In each plot, the x-axis reports the number of SNPs in each genetic risk model (1,…,281), and the y-axis reports the posterior probability of exceptional longevity predicted by each model. The boxplots (one for each SNP set on the x axis) display the genetic risk profiles of the centenarians grouped in the same cluster. Numbers N in parentheses are the cluster sizes, and the average posterior probability of exceptional longevity. Color coding represents the strength of the genetic risk to predict EL (Blue: P(EL|∑₂₈₁)>0.95; Red: 0.5<P(EL|∑₂₈₁)<0.95; Orange: 0.20<P(EL|∑₂₈₁)<0.5; Green: P(EL|∑₂₈₁)<0.2). The full set of 26 clusters is in Figure S11 and includes more than 90% of centenarians in the discovery set.

Figure 9. Correlation of genetic signatures with lifespan.

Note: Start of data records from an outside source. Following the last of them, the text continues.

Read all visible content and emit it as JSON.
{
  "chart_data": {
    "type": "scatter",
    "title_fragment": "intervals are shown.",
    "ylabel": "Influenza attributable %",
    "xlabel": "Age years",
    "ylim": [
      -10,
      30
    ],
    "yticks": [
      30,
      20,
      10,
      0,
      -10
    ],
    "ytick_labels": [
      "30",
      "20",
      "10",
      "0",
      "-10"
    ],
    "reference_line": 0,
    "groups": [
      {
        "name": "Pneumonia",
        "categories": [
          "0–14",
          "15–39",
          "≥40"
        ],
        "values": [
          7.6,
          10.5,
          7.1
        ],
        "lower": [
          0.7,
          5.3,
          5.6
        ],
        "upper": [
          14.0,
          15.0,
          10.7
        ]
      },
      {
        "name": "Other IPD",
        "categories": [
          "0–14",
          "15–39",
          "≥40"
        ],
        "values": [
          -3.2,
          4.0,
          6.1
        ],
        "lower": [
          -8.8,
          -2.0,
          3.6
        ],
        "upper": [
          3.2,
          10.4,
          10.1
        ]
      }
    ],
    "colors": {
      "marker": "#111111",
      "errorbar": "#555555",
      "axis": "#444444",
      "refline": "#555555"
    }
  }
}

Panel A: Some genetic signatures are associated with significantly different life-span. For example the most predictive signature (C1) comprises centenarians with significant longer survival compared to centenarians with signatures C2 or C26. (p-value 0.01 and 0.02) More examples are in Figure S15. Panel B: The two most predictive genetic signatures and the least predictive signature in the centenarians of the merged replications sets show consistent results. The comparison between survival of centenarians with the most predictive signature R1 and the least predictive signature R15 reaches statistical significance, (p-value = 0.003) while the comparison between survival distributions of centenarians with signatures R1 and R2 does not reach statistical significance (p-value 0.10).

Figure 10. Distribution of risk alleles of 1214 SNPs in 1054 centenarians (red) and 4118 controls (blue).

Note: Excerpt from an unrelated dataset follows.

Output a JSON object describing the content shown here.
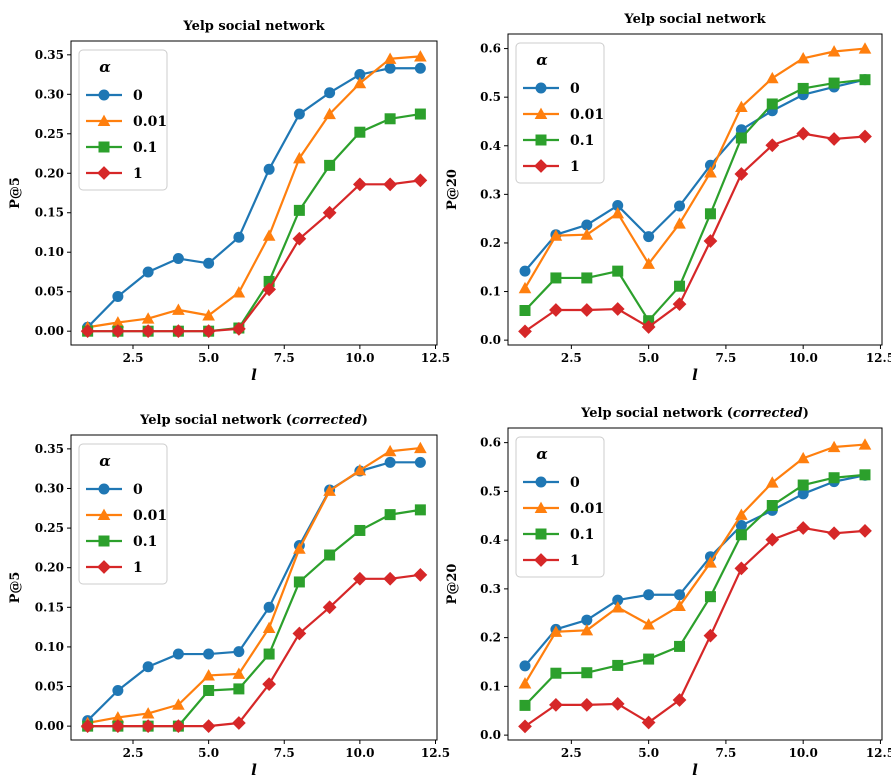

Risk alleles were derived from the GWAS catalogue at the NHGRI (downloaded in April 2011) and the Human Genome Mutation Database. The boxplots displays the rate of risk alleles carried by centenarians (red) and controls (blue). The disease described are: lupus, cholesterol level (Chol), macular degeneration (MD), Parkinson's Disease (PD), Chron's disease (chr), diabetes (diab), cardiovascular disease (CVD), cance (canc)r, Alzheimer's (AD), GWAS.pt is the group of alleles related to personality disorders that were found in GWAS, gwas.qt is the group of alleles related to QTL from GWASs and include cholesterol, BMI, obesity etc, and GWAS.cc is the group of risk alleles found from case/control GWASs so include for example cancer, PD, MD etc, cod is for coding variants from the HGMD, and all is the full set of 1214 variants. Table S3 reports the actual rates.